Ten years ago the Iberian lynx was nearing extinction but today, thanks to an imaginative conservation program that has brought hunters, farmers and the tourist industry under its wing, its numbers have tripled from 94 to 312.

"We can't claim victory yet but now there is hope," said Miguel Ángel Simón, the director of the program for the recovery of the lynx in Andalusia, southern Spain. Only five years ago the animal was classified as critically endangered.

The project, which is jointly funded by the Andalusian government and the European Union, has been singled out for the second time by the EU as an exemplary conservation program. Brussels is funding 40% of the €26m (£22m) needed to extend the project into the neighboring regions of Extremadura, Castile-La Mancha and Murcia, as well as Portugal.

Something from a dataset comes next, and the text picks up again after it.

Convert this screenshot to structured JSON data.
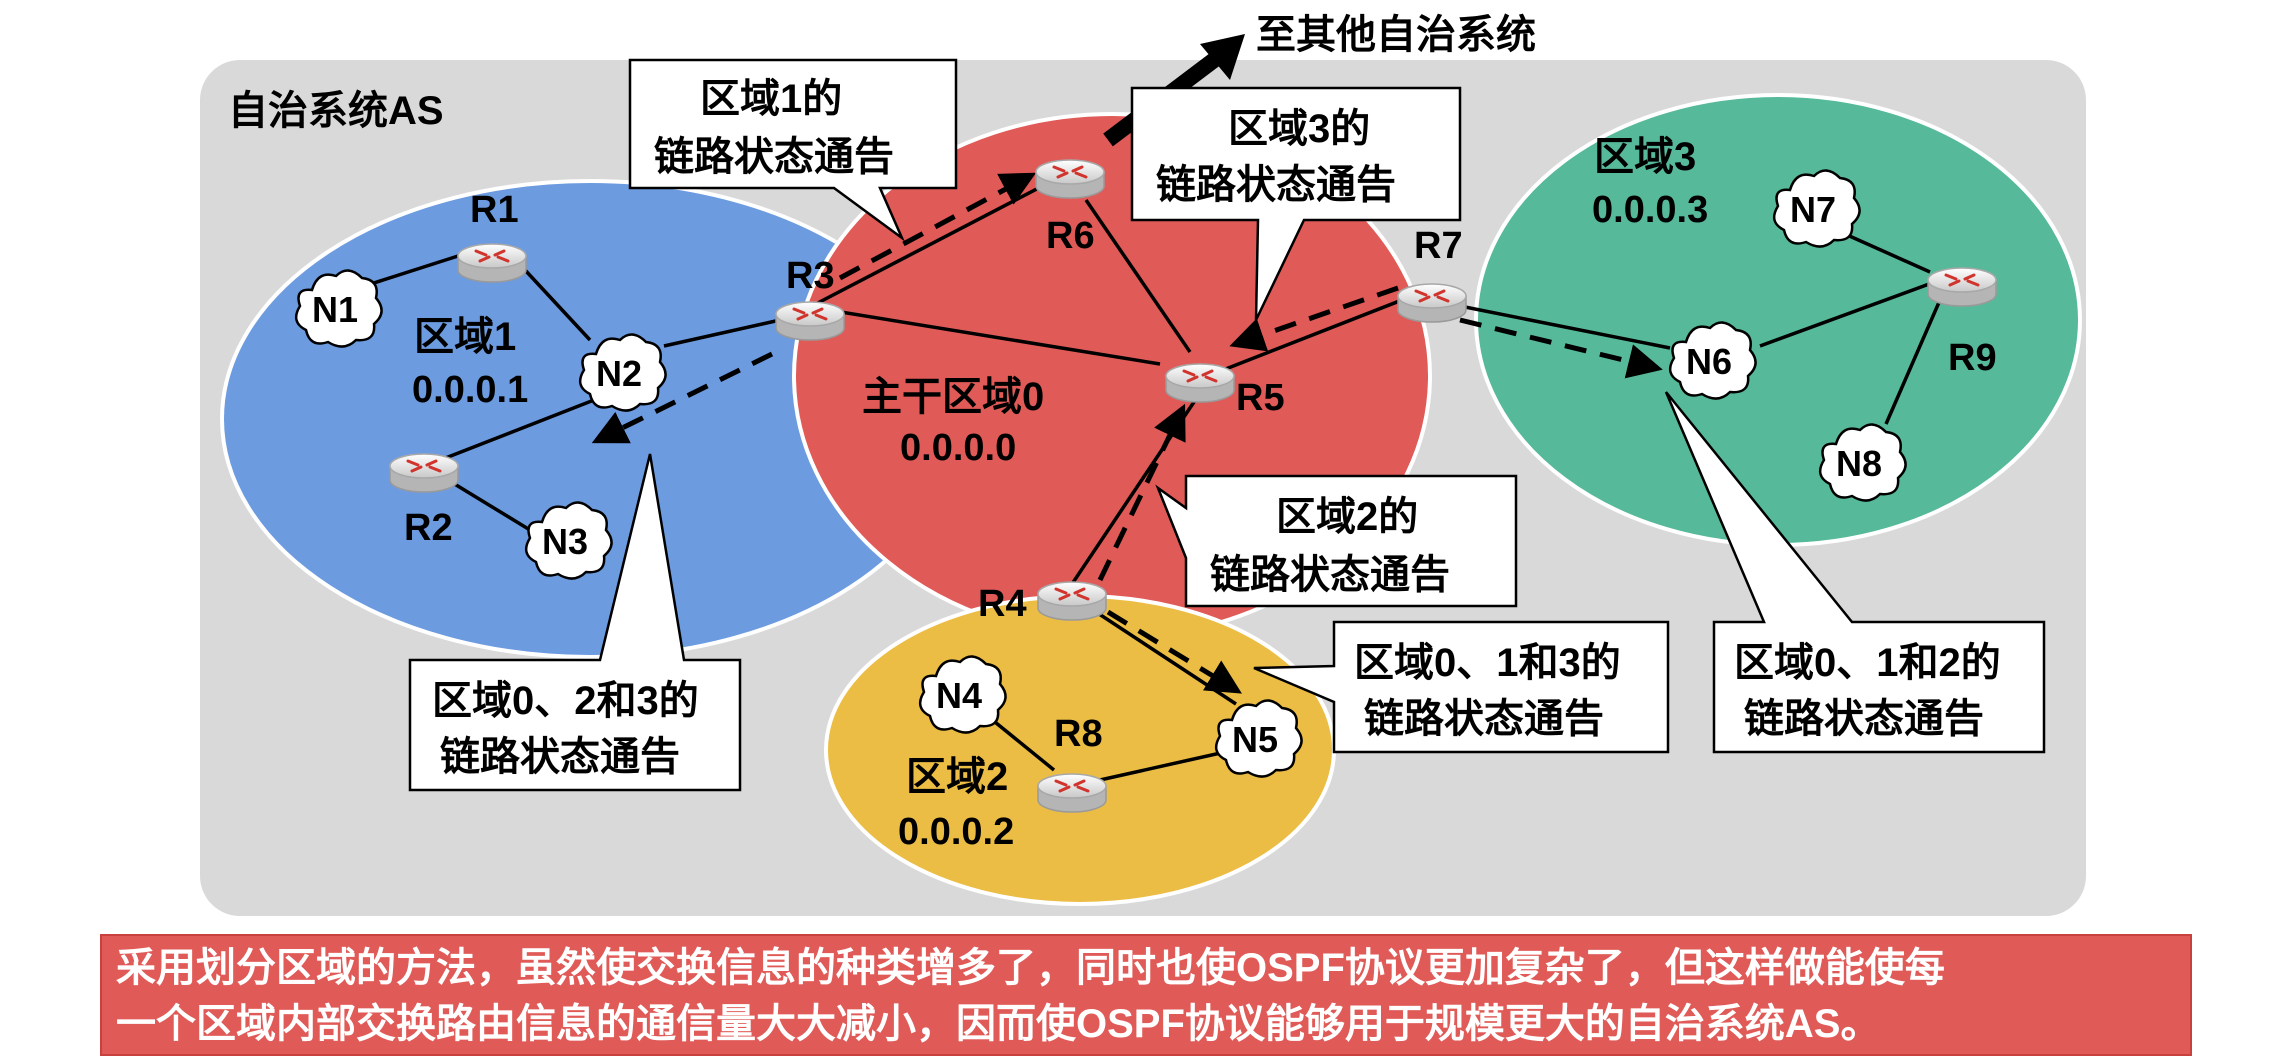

According to Simón, when they first carried out a census in the lynx's key habitats in the Sierra Morena and the Doñana national park, not only were there few lynxes but the rabbit population had also been severely depleted by disease. Rabbits are the lynx's main source of food.

Simón says they began breeding lynxes in captivity in case they became extinct in the wild.

When the current project was launched in 2006 the Andalusian government worked with farmers and hunting clubs and persuaded them that saving the lynx was in everyone's interest.

Lynx-spotting has become a tourist attraction in the area; as well as creating 31 full-time jobs, forestry work carried out under the program has provided much-needed work for hundreds of small businesses in the area. Unemployment in Andalusia is running at nearly 37%.

The second phase of the program involved trying to expand the narrow gene pool of the lynxes in the Doñana region. Lynxes from the Sierra Morena were released into the area and, thanks to the efforts of one male in particular, nicknamed Caribou, last year 61% of new-born lynxes in Doñana were descended from Sierra Morena animals. In May 2014 the third phase of the program will begin, introducing animals into Portugal and other regions.